If tablets don't replace PCs, what will they do?

In my previous post I argued that tablets would not replace PCs. That position leads to an obvious question: If we keep PCs, then what will we do with tablets?

In the office, I can see tablets replacing laptops for some tasks. Instead of dragging a laptop to a meeting and fighting for power and network connections, people can easily carry tablets. The computational tasks at meetings are presentations, light note-taking, reading e-mail, and coordinating calendars. These tasks can be easily handled with tablets.

Some folks have floated the idea of eliminating the projector and displaying the presentation on attendee's tablets. (That could also help folks attending the meeting at remote locations.)

In the home, I can see tablets taking some of the tasks of PCs and laptops. The chief task: movies. I suspect music will be handled by phones, but movies need the larger screens of tablets.

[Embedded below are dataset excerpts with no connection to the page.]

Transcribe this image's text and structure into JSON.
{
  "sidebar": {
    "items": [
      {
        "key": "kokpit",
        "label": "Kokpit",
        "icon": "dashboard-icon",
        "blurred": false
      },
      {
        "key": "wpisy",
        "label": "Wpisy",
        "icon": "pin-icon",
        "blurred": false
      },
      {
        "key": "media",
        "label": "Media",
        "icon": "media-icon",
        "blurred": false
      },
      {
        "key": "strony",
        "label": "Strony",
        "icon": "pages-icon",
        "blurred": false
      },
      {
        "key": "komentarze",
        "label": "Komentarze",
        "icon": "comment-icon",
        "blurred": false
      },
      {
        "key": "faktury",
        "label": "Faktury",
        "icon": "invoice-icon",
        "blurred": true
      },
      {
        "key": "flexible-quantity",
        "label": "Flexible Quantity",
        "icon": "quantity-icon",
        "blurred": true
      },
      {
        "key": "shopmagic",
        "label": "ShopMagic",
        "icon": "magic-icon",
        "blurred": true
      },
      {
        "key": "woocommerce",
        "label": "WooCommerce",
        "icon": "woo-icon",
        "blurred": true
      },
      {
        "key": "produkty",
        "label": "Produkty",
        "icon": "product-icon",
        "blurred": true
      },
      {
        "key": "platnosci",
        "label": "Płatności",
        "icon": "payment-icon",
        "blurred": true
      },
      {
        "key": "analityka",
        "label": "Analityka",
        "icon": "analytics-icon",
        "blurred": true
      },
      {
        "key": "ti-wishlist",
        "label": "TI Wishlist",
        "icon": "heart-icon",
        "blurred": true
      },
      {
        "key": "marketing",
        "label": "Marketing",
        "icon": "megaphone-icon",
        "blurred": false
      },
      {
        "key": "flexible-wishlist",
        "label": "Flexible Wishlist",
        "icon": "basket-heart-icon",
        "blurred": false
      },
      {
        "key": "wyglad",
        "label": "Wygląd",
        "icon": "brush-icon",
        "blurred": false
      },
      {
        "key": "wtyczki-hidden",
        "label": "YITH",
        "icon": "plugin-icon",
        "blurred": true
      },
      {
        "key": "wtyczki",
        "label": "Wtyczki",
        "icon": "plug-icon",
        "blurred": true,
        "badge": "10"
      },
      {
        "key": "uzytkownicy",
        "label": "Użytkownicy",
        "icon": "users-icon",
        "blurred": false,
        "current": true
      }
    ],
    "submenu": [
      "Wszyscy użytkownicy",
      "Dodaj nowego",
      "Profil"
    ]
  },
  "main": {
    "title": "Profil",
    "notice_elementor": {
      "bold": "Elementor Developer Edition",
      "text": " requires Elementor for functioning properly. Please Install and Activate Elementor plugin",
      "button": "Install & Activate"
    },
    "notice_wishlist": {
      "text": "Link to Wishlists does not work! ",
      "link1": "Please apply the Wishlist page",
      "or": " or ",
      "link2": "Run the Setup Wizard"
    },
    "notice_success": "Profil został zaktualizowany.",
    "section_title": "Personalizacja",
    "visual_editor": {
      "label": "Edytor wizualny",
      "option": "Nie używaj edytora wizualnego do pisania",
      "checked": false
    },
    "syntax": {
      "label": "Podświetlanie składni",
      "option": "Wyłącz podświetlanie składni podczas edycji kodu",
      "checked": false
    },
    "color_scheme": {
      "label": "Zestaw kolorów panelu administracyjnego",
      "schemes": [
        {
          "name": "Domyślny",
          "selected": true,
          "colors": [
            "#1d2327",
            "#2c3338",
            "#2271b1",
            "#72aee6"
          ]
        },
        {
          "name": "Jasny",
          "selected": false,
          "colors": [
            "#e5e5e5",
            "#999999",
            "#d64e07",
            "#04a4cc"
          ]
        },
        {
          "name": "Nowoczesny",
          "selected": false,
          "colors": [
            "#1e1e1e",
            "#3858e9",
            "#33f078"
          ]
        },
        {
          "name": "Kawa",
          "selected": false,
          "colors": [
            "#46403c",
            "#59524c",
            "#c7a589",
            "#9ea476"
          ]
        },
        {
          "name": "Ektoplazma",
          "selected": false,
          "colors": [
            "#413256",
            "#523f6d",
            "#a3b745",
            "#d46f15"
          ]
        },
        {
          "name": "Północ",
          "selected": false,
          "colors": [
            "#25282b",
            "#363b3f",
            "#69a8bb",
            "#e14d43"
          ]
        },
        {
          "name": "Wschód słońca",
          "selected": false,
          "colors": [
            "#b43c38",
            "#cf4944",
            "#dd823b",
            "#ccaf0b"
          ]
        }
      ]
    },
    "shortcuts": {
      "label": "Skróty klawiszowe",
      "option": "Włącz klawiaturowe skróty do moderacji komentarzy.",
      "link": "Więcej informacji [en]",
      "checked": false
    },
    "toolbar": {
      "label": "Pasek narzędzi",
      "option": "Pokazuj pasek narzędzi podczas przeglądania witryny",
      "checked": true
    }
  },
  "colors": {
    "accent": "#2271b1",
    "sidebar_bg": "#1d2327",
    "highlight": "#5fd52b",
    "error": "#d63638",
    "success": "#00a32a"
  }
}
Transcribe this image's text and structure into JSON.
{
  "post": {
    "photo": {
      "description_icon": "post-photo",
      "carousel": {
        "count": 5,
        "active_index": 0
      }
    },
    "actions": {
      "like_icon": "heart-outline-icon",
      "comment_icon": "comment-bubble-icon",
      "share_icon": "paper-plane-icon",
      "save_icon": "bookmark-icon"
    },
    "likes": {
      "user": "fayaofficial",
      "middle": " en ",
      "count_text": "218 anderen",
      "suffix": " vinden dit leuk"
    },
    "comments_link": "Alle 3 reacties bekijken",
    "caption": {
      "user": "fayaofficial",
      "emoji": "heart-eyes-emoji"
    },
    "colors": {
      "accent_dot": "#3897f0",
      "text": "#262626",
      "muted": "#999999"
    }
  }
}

Also in the home, games (at least the low-end games like "Angry Birds") will probably migrate to tablets, again because of the screen size. Books, magazines, and newspapers will be on tablets. Casual web browsing: shopping, news sites, photo management (but not heavy photo manipulation like Photoshop or GIMP).

Tablets will be less of a computing device and more of a personal assistant.

So maybe tablets do replace something. Maybe tablets replace not the PC but the PDA (the Personal Digital Assistant). Maybe tablets replace... the Palm Pilot.